Optionally, instead of using the shrunken random effects from ranef
, within-group OLS estimates can be computed and used instead with olsranef
. There is no shrinkage of the group-level estimates with this approach, which means singular estimates can be avoided. However, if the design matrix for the random effects is rank deficient (e.g., through the use of MixedModels.fulldummy
or missing cells in the data), then this method will fail.
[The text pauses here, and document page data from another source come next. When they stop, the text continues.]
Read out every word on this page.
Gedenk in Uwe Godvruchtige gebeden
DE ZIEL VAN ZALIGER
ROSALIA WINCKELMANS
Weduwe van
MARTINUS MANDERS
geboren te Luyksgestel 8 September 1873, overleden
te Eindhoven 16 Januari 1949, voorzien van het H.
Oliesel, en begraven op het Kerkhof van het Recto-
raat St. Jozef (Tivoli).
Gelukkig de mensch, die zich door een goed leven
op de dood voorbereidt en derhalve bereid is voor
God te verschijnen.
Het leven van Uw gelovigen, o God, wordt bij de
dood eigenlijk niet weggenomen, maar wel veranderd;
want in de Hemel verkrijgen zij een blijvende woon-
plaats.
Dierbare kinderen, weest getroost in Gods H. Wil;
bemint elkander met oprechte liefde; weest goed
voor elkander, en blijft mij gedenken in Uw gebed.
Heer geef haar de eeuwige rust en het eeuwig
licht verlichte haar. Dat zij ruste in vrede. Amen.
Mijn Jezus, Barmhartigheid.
In addition to the permutation step, there is also an inflation step. Due to the shrinkage associated with the random effects in a mixed model, the variance of the conditional modes / BLUPs / random intercepts and slopes is less than the variance estimated by the model and displayed in the model summary or via MixedModels.VarCorr
. This shrinkage also impacts the observational level residuals. To compensate for this, the resampled residuals and groups are scale-inflated so that their standard deviation matches that of the estimates in the original model. The default inflation factor is computed using inflation_factor
on the model.
See also permutation
, nonparametricbootstrap
and resample!
.
The functions coef
and coefnames
from MixedModels
may also be useful.
Reference
The method implemented here is based on the approach given in:
ter Braak C.J.F. (1992) Permutation Versus Bootstrap Significance Tests in Multiple Regression and Anova. In: Jöckel KH., Rothe G., Sendler W. (eds) Bootstrapping and Related Techniques. Lecture Notes in Economics and Mathematical Systems, vol 376. Springer, Berlin, Heidelberg. https://doi.org/10.1007/978-3-642-48850-4_10
and
Winkler, A. M., Ridgway, G. R., Webster, M. A., Smith, S. M., & Nichols, T. E. (2014). Permutation inference for the general linear model. NeuroImage, 92, 381–397. https://doi.org/10.1016/j.neuroimage.2014.01.060
MixedModelsPermutations.permutationtest
— Functionpermutationtest(perm::MixedModelPermutation, model, type=:greater)
Perform a permutation using the already computed permutation and given the observed values.
The type
parameter specifies use of a two-sided test (:twosided
) or the directionality of a one-sided test (either :lesser
or :greater
, depending on the hypothesized difference to the null hypothesis).
See also permutation
.
Scale Inflation
MixedModelsPermutations.inflation_factor
— Functioninflation_factor(m::LinearMixedModel, blups=ranef(m), resids=residuals(m)))
Compute how much the standard deviation of the BLUPs/conditional modes and residuals needs to be inflated in order to match the (restricted) maximum-likelihood estimate.
Due to the shrinkage associated with the random effects in a mixed model, the variance of the conditional modes / BLUPs / random intercepts and slopes is less than the variance estimated by the model and displayed in the model summary or via MixedModels.VarCorr
. This shrinkage also impacts the observational level residuals. To compensate for this, the resampled residuals and groups need to be scale-inflated so that their standard deviation matches that of the estimates in the original model.
The factor for scale inflation is returned as a Vector
of inflation factors for each of the random-effect strata (blocking variables) and the observation-level variability. The factor is on the standard deviation scale (lower Cholesky factor in the case of vector-valued random effects).